The last few minutes of the performance - Sarah Connolly's magnificent rendering of Dido's farewell lament, followed by the beautifully sung final chorus - showed what a high quality performance we could have enjoyed without the unhelpful concept of the staging.
In theory, extracts from Christopher Marlowe's play Dido, Queen of Carthage were meant to be interwoven within the performance of Purcell's Dido and Aeneas. In practice, the first half of the event seemed to have a great deal more Marlowe than Purcell, though the second half appeared to have more balance between the chosen musical and dramatic extracts. I suspect, though I admit to not being entirely sure, that Purcell's opera might have been shortened to make way for Marlowe.
Director Tim Carroll was not content with mixing Purcell and Marlowe. He added puppetry, as the main feature, for the whole of the mixed performance. Indeed, it was down to the puppets to enact the drama, whether spoken or sung. One can only guess if Carroll's idea of puppetry was a reference to the masque - that is, to a form of sixteenth-century courtly entertainment, involving arts of all kinds - or whether it was an idea taken and further developed from the English National Opera's productions of Madam Butterfly and Satyagraha respectively.
In ENO's - that is, Anthony Minghella's - production of Madam Butterfly, the little child Sorrow is a puppet which is skilfully manipulated by three puppeteers. In some sections of Satyagraha, huge - larger than life - puppets dominate the stage. These puppets, too, are tackled by a specialist skills-group.
In Tim Carroll's Dido for OAE, the puppets are permanent features. Indeed, the whole drama is performed by the puppets, all of whom have several sets of exquisite costumes. The movements of the puppets are controlled by their respective singers and actors. Thus the puppet Dido and the puppet Aeneas have two handlers each at all times: singer Sarah Connolly and actress Yolanda Vasquez handle Dido while singer Giles Underwood and actor Jonathan Oliver manipulate Aeneas. All singers, soloists as well as chorus, are dressed in simple black and all perform via puppets. The two Aeneas handlers also get to move a huge puppet at the beginning and at the end of performance. I can only guess that this giant puppet might represent Virgil who first related the story of Aeneas.
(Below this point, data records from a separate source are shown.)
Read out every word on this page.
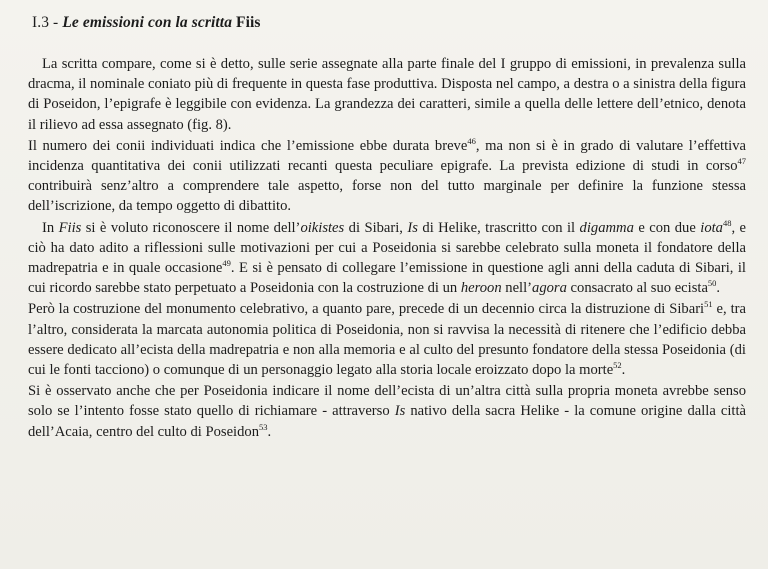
I.3 - Le emissioni con la scritta Fiis

La scritta compare, come si è detto, sulle serie assegnate alla parte finale del I gruppo di emissioni, in prevalenza sulla dracma, il nominale coniato più di frequente in questa fase produttiva. Disposta nel campo, a destra o a sinistra della figura di Poseidon, l’epigrafe è leggibile con evidenza. La grandezza dei caratteri, simile a quella delle lettere dell’etnico, denota il rilievo ad essa assegnato (fig. 8).

Il numero dei conii individuati indica che l’emissione ebbe durata breve$^{46}$, ma non si è in grado di valutare l’effettiva incidenza quantitativa dei conii utilizzati recanti questa peculiare epigrafe. La prevista edizione di studi in corso$^{47}$ contribuirà senz’altro a comprendere tale aspetto, forse non del tutto marginale per definire la funzione stessa dell’iscrizione, da tempo oggetto di dibattito.

In Fiis si è voluto riconoscere il nome dell’oikistes di Sibari, Is di Helike, trascritto con il digamma e con due iota$^{48}$, e ciò ha dato adito a riflessioni sulle motivazioni per cui a Poseidonia si sarebbe celebrato sulla moneta il fondatore della madrepatria e in quale occasione$^{49}$. E si è pensato di collegare l’emissione in questione agli anni della caduta di Sibari, il cui ricordo sarebbe stato perpetuato a Poseidonia con la costruzione di un heroon nell’agora consacrato al suo ecista$^{50}$.

Però la costruzione del monumento celebrativo, a quanto pare, precede di un decennio circa la distruzione di Sibari$^{51}$ e, tra l’altro, considerata la marcata autonomia politica di Poseidonia, non si ravvisa la necessità di ritenere che l’edificio debba essere dedicato all’ecista della madrepatria e non alla memoria e al culto del presunto fondatore della stessa Poseidonia (di cui le fonti tacciono) o comunque di un personaggio legato alla storia locale eroizzato dopo la morte$^{52}$.

Si è osservato anche che per Poseidonia indicare il nome dell’ecista di un’altra città sulla propria moneta avrebbe senso solo se l’intento fosse stato quello di richiamare - attraverso Is nativo della sacra Helike - la comune origine dalla città dell’Acaia, centro del culto di Poseidon$^{53}$.
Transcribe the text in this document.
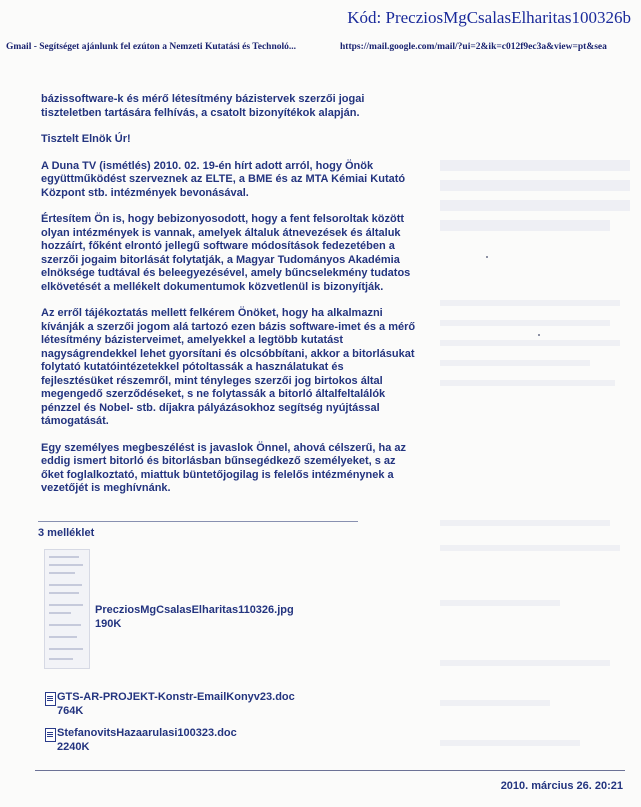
Kód: PrecziosMgCsalasElharitas100326b
Gmail - Segítséget ajánlunk fel ezúton a Nemzeti Kutatási és Technoló...	https://mail.google.com/mail/?ui=2&ik=c012f9ec3a&view=pt&sea

bázissoftware-k és mérő létesítmény bázistervek szerzői jogai tiszteletben tartására felhívás, a csatolt bizonyítékok alapján.

Tisztelt Elnök Úr!

A Duna TV (ismétlés) 2010. 02. 19-én hírt adott arról, hogy Önök együttműködést szerveznek az ELTE, a BME és az MTA Kémiai Kutató Központ stb. intézmények bevonásával.

Értesítem Ön is, hogy bebizonyosodott, hogy a fent felsoroltak között olyan intézmények is vannak, amelyek általuk átnevezések és általuk hozzáírt, főként elrontó jellegű software módosítások fedezetében a szerzői jogaim bitorlását folytatják, a Magyar Tudományos Akadémia elnöksége tudtával és beleegyezésével, amely bűncselekmény tudatos elkövetését a mellékelt dokumentumok közvetlenül is bizonyítják.

Az erről tájékoztatás mellett felkérem Önöket, hogy ha alkalmazni kívánják a szerzői jogom alá tartozó ezen bázis software-imet és a mérő létesítmény bázisterveimet, amelyekkel a legtöbb kutatást nagyságrendekkel lehet gyorsítani és olcsóbbítani, akkor a bitorlásukat folytató kutatóintézetekkel pótoltassák a használatukat és fejlesztésüket részemről, mint tényleges szerzői jog birtokos által megengedő szerződéseket, s ne folytassák a bitorló általfeltalálók pénzzel és Nobel- stb. díjakra pályázásokhoz segítség nyújtással támogatását.

Egy személyes megbeszélést is javaslok Önnel, ahová célszerű, ha az eddig ismert bitorló és bitorlásban bűnsegédkező személyeket, s az őket foglalkoztató, miattuk büntetőjogilag is felelős intézménynek a vezetőjét is meghívnánk.

3 melléklet
PrecziosMgCsalasElharitas110326.jpg
190K
GTS-AR-PROJEKT-Konstr-EmailKonyv23.doc
764K
StefanovitsHazaarulasi100323.doc
2240K
2010. március 26. 20:21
The singers performed near miracles. It is an enormous task to concentrate on puppetry while singing Purcell's masterpiece. Inevitably, the musical performance suffered. All eyes were on the puppets, which were manipulated to amazing dramatic effects. This scenario left the conductor (Steven Devine) pretty much conducting for himself. To allow space for the dramatic action, at least half of the small orchestra faced away from the conductor. Even though members of the OAE orchestra and chorus are excellent ensemble musicians, the staging worked against them. Puppeteering was particularly unfortunate for the very tall Giles Underwood: he spent most of the evening bending down to the puppet table (or to his fellow puppeteer, who was half his height) and this is how he had to sing Aeneas' passionate outbursts as well as lyrical lines. Shorter performers fared better.
During the Marlow excerpts - excellently delivered by Vasquez and Oliver - three theorbo players performed music which obviously did not come from Purcell's Dido but which was not mentioned in the programme notes. I was, therefore, greatly amused when the actress Dido declared: 'what music do I hear?'. What, indeed?
If you looked for spectacle and entertainment, you came away happy from the performance. If you were looking forward to Purcell's masterpiece in a high quality focused musical performance, you came away disappointed. I was among the latter.